Just like last time, the Marvel Unlimited subscription has put me on a binge read Charlie Huston’s run on Moon Knight was bloody fun. Over the last year or so, I’ve really started paying attention to the character, thanks to cheap back issue sets and paperbacks.
Moon Knight really feels like it flew under the radar at Marvel. Huston is best known for being a crime novelist, and at the time Moon Knight was a largely forgotten character in the Marvel pantheon. The 2006-2007 series was a lot of dark fun, so why should you read it?
- Gore factor. Now usually I don’t go for that sort of thing. But somehow Huston’s script and the way that David Finch illustrated it is just so gross, creepy and welcoming at the same time. I know I’ve said it before, but Finch really reminds me of Todd McFarlane with how he draws. And his art is so on in this series.
- Khonshu. If you remember, the premise of Moon Knight is that he’s an avatar of the Egyptian god Khonshu and that by worshiping this god (or just generally poor mental health) he has been slowly driving him nuts. Khonshu has taken the form of the late super villain the Bushman, whom Moon Knight literally defaced and killed. This vision appears, tormenting the hero from the side.
- Call backs. I don’t know if Huston was a fan of the original Moon Knight series but he certainly references a lot of the older comics, even down to the supporting characters. His former pilot Frenchie (who reveals that he has put up with Moon Knight’s crap for so long only because he had a crush on the masked vigilante), love interest Marlene and his supporting cast are all there. He even finds himself feuding with the current incarnation of the villainous the Committee and is faced to fight his former sidekick Midnight (now a villain) to the death.
- The second six issues. The main part of this arc is Moon Knight dealing with Midnight, but the subplot involves both Iron Man and Captain America trying to recruit him to their respective sides during the Civil War period. Moon Knight has his own views which happen to not go along with each side and he finds a way to express them clearly.

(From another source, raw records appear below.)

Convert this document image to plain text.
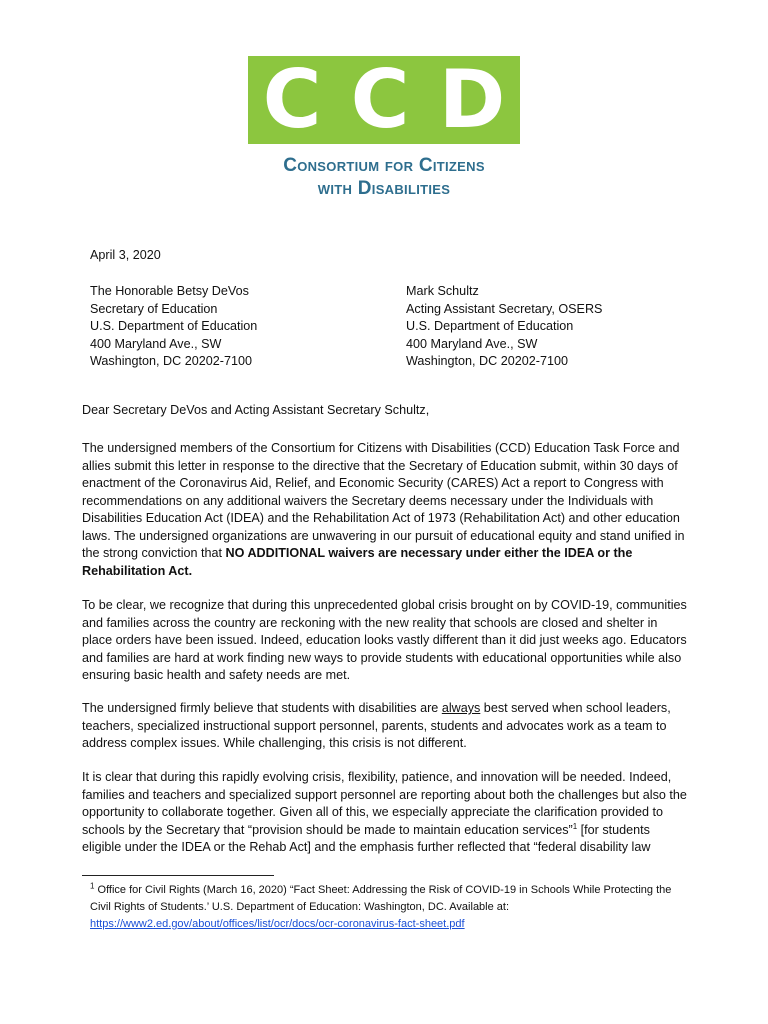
C C D
Consortium for Citizens
with Disabilities
April 3, 2020
The Honorable Betsy DeVos
Secretary of Education
U.S. Department of Education
400 Maryland Ave., SW
Washington, DC 20202-7100
Mark Schultz
Acting Assistant Secretary, OSERS
U.S. Department of Education
400 Maryland Ave., SW
Washington, DC 20202-7100
Dear Secretary DeVos and Acting Assistant Secretary Schultz,

The undersigned members of the Consortium for Citizens with Disabilities (CCD) Education Task Force and allies submit this letter in response to the directive that the Secretary of Education submit, within 30 days of enactment of the Coronavirus Aid, Relief, and Economic Security (CARES) Act a report to Congress with recommendations on any additional waivers the Secretary deems necessary under the Individuals with Disabilities Education Act (IDEA) and the Rehabilitation Act of 1973 (Rehabilitation Act) and other education laws. The undersigned organizations are unwavering in our pursuit of educational equity and stand unified in the strong conviction that NO ADDITIONAL waivers are necessary under either the IDEA or the Rehabilitation Act.

To be clear, we recognize that during this unprecedented global crisis brought on by COVID-19, communities and families across the country are reckoning with the new reality that schools are closed and shelter in place orders have been issued. Indeed, education looks vastly different than it did just weeks ago. Educators and families are hard at work finding new ways to provide students with educational opportunities while also ensuring basic health and safety needs are met.

The undersigned firmly believe that students with disabilities are always best served when school leaders, teachers, specialized instructional support personnel, parents, students and advocates work as a team to address complex issues. While challenging, this crisis is not different.

It is clear that during this rapidly evolving crisis, flexibility, patience, and innovation will be needed. Indeed, families and teachers and specialized support personnel are reporting about both the challenges but also the opportunity to collaborate together. Given all of this, we especially appreciate the clarification provided to schools by the Secretary that “provision should be made to maintain education services”$^1$ [for students eligible under the IDEA or the Rehab Act] and the emphasis further reflected that “federal disability law

$^1$ Office for Civil Rights (March 16, 2020) “Fact Sheet: Addressing the Risk of COVID-19 in Schools While Protecting the Civil Rights of Students.’ U.S. Department of Education: Washington, DC. Available at: https://www2.ed.gov/about/offices/list/ocr/docs/ocr-coronavirus-fact-sheet.pdf
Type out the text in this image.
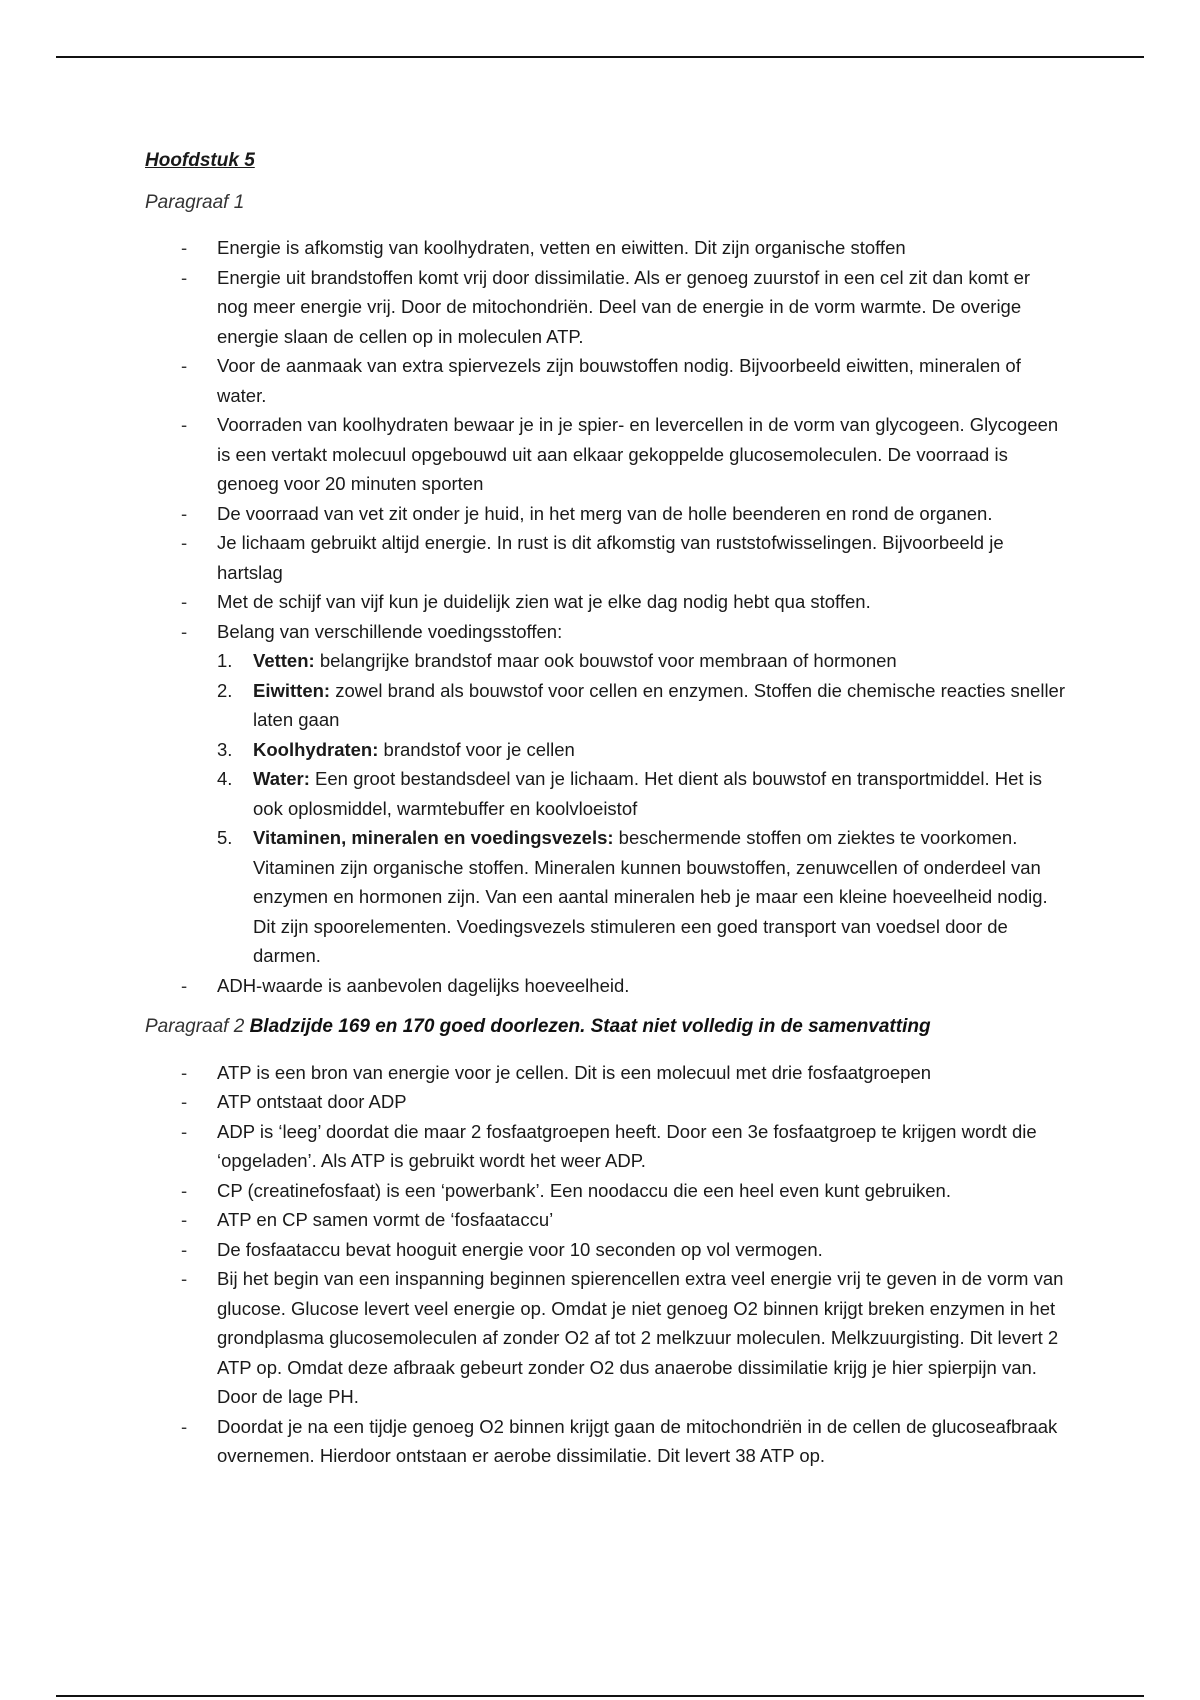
Hoofdstuk 5
Paragraaf 1
- Energie is afkomstig van koolhydraten, vetten en eiwitten. Dit zijn organische stoffen
- Energie uit brandstoffen komt vrij door dissimilatie. Als er genoeg zuurstof in een cel zit dan komt er nog meer energie vrij. Door de mitochondriën. Deel van de energie in de vorm warmte. De overige energie slaan de cellen op in moleculen ATP.
- Voor de aanmaak van extra spiervezels zijn bouwstoffen nodig. Bijvoorbeeld eiwitten, mineralen of water.
- Voorraden van koolhydraten bewaar je in je spier- en levercellen in de vorm van glycogeen. Glycogeen is een vertakt molecuul opgebouwd uit aan elkaar gekoppelde glucosemoleculen. De voorraad is genoeg voor 20 minuten sporten
- De voorraad van vet zit onder je huid, in het merg van de holle beenderen en rond de organen.
- Je lichaam gebruikt altijd energie. In rust is dit afkomstig van ruststofwisselingen. Bijvoorbeeld je hartslag
- Met de schijf van vijf kun je duidelijk zien wat je elke dag nodig hebt qua stoffen.
- Belang van verschillende voedingsstoffen:
1. Vetten: belangrijke brandstof maar ook bouwstof voor membraan of hormonen
2. Eiwitten: zowel brand als bouwstof voor cellen en enzymen. Stoffen die chemische reacties sneller laten gaan
3. Koolhydraten: brandstof voor je cellen
4. Water: Een groot bestandsdeel van je lichaam. Het dient als bouwstof en transportmiddel. Het is ook oplosmiddel, warmtebuffer en koolvloeistof
5. Vitaminen, mineralen en voedingsvezels: beschermende stoffen om ziektes te voorkomen. Vitaminen zijn organische stoffen. Mineralen kunnen bouwstoffen, zenuwcellen of onderdeel van enzymen en hormonen zijn. Van een aantal mineralen heb je maar een kleine hoeveelheid nodig. Dit zijn spoorelementen. Voedingsvezels stimuleren een goed transport van voedsel door de darmen.
- ADH-waarde is aanbevolen dagelijks hoeveelheid.
Paragraaf 2 Bladzijde 169 en 170 goed doorlezen. Staat niet volledig in de samenvatting
- ATP is een bron van energie voor je cellen. Dit is een molecuul met drie fosfaatgroepen
- ATP ontstaat door ADP
- ADP is ‘leeg’ doordat die maar 2 fosfaatgroepen heeft. Door een 3e fosfaatgroep te krijgen wordt die ‘opgeladen’. Als ATP is gebruikt wordt het weer ADP.
- CP (creatinefosfaat) is een ‘powerbank’. Een noodaccu die een heel even kunt gebruiken.
- ATP en CP samen vormt de ‘fosfaataccu’
- De fosfaataccu bevat hooguit energie voor 10 seconden op vol vermogen.
- Bij het begin van een inspanning beginnen spierencellen extra veel energie vrij te geven in de vorm van glucose. Glucose levert veel energie op. Omdat je niet genoeg O2 binnen krijgt breken enzymen in het grondplasma glucosemoleculen af zonder O2 af tot 2 melkzuur moleculen. Melkzuurgisting. Dit levert 2 ATP op. Omdat deze afbraak gebeurt zonder O2 dus anaerobe dissimilatie krijg je hier spierpijn van. Door de lage PH.
- Doordat je na een tijdje genoeg O2 binnen krijgt gaan de mitochondriën in de cellen de glucoseafbraak overnemen. Hierdoor ontstaan er aerobe dissimilatie. Dit levert 38 ATP op.
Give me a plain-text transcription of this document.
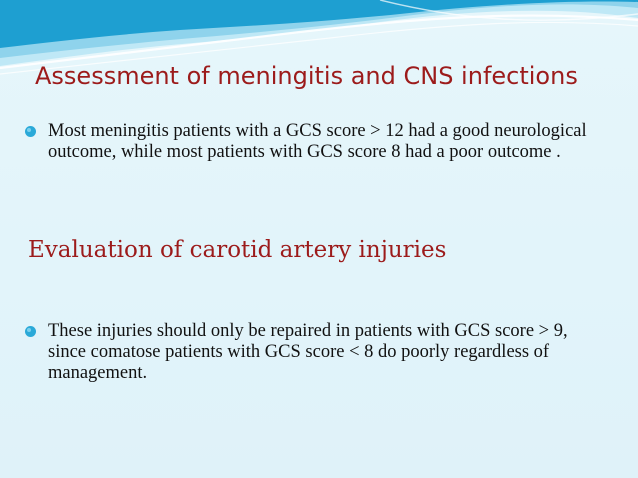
Assessment of meningitis and CNS infections
Most meningitis patients with a GCS score > 12 had a good neurological outcome, while most patients with GCS score 8 had a poor outcome .
Evaluation of carotid artery injuries
These injuries should only be repaired in patients with GCS score > 9, since comatose patients with GCS score < 8 do poorly regardless of management.
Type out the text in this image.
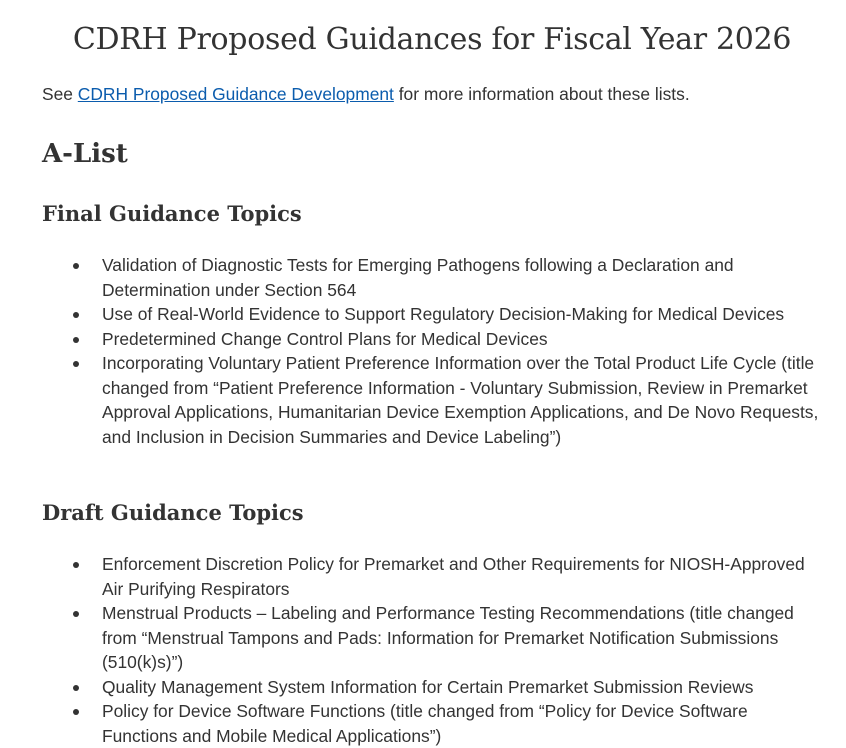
CDRH Proposed Guidances for Fiscal Year 2026

See CDRH Proposed Guidance Development for more information about these lists.

A-List
Final Guidance Topics
Validation of Diagnostic Tests for Emerging Pathogens following a Declaration and Determination under Section 564
Use of Real-World Evidence to Support Regulatory Decision-Making for Medical Devices
Predetermined Change Control Plans for Medical Devices
Incorporating Voluntary Patient Preference Information over the Total Product Life Cycle (title changed from “Patient Preference Information - Voluntary Submission, Review in Premarket Approval Applications, Humanitarian Device Exemption Applications, and De Novo Requests, and Inclusion in Decision Summaries and Device Labeling”)
Draft Guidance Topics
Enforcement Discretion Policy for Premarket and Other Requirements for NIOSH-Approved Air Purifying Respirators
Menstrual Products – Labeling and Performance Testing Recommendations (title changed from “Menstrual Tampons and Pads: Information for Premarket Notification Submissions (510(k)s)”)
Quality Management System Information for Certain Premarket Submission Reviews
Policy for Device Software Functions (title changed from “Policy for Device Software Functions and Mobile Medical Applications”)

- It feels like an indie super hero book. This doesn’t feel like anything Marvel would put out. It’s just really different.
So there you have it. Read Moon Knight immediately. It’s dark, brooding and gory, but still a light and fun (if that’s possible with a hero that’s cutting up people) read. It certainly makes me want to see more super hero stuff written by Huston.
Remember how not too long ago I was professing my love of those early 1980s Moon Knight comics? I read that series’ 1985 follow-up mini-series Moon Knight: Fist of Knoshu and didn’t really enjoy it.
The whole purpose of this was to set up a new status quo and to reboot the character to a certain extent. The character’s origin is still the same; they’ve just added more ties to the Egyptian god Knoshu.
Knoshu’s rival, the deity known as Anubis has selected a new avatar to walk the earth. To combat this, Knoshu’s worshipers have recruited Marc Spector into becoming Moon Knight once again. To help sweeten the deal, the cult arms him with some magical weapons and cast a spell on him gives him supernatural powers tied to the moon.
Moon Knight goes on to stop Anubis’ avatar, but at the cost of alienating his girlfriend Marlene and much of his inner circle by re-donning the costume. But hey, he got some sweet powers out of the deal!
I really liked the previous take on the character, with Moon Knight having a much stronger pulp influence. This more supernatural based version really didn’t do it for me. I mean, I still like the character but in general anything that goes too much into supernatural and even horror genres turns me off. I do have more of the previous series that I want to look at. That said, I’ll recommend this for completion only.
Let’s look at some of the early issues of the original Moon Knight series! Issues two through five are a lot of fun. So why should you give this a chance?
Writer Doug Moench really makes Moon Knight a complicated and interesting character, much more like a Don Draper then I ever expected. I was always under the assumption that the character was former mercenary Marc Spector having had some sort of near death experience that made him moonlight as the Egyptian themed hero.
That is a big part of the character, but there’s more to it. Spector is publicly living as the fictitious millionaire Steven Grant in order to use his ill begotten fortune as a soldier of war. But he also uses another alias, that of the taxi driver Jake Lockley as well. Basically you start to wonder which of these is the real personality of this character.
Spector’s complexities are only balanced by how great his supporting cast is, all of whom support him and assist his mission. He has a girlfriend, Marlene Alraune, who is almost as adept a combatant as he is. There is also his longtime pilot/sidekick Frenchie. More privately in the Lockley persona, the old bum Crawler, a diner waitress named Gena and her two sons always go out of their way to help inform him of the latest street crime gossip.
The resulting stories have Moon Knight stopping various different criminals, including a psychopathic murderer, an antiquities thief and the criminal organization the Committee who armed Spector previously.
Covers and art in these issues was by Bill Sienkiewicz, who is such a great artist. I’ve always loved his more stylized work, but I never knew he used a more mainstream super hero comics style in his earlier projects.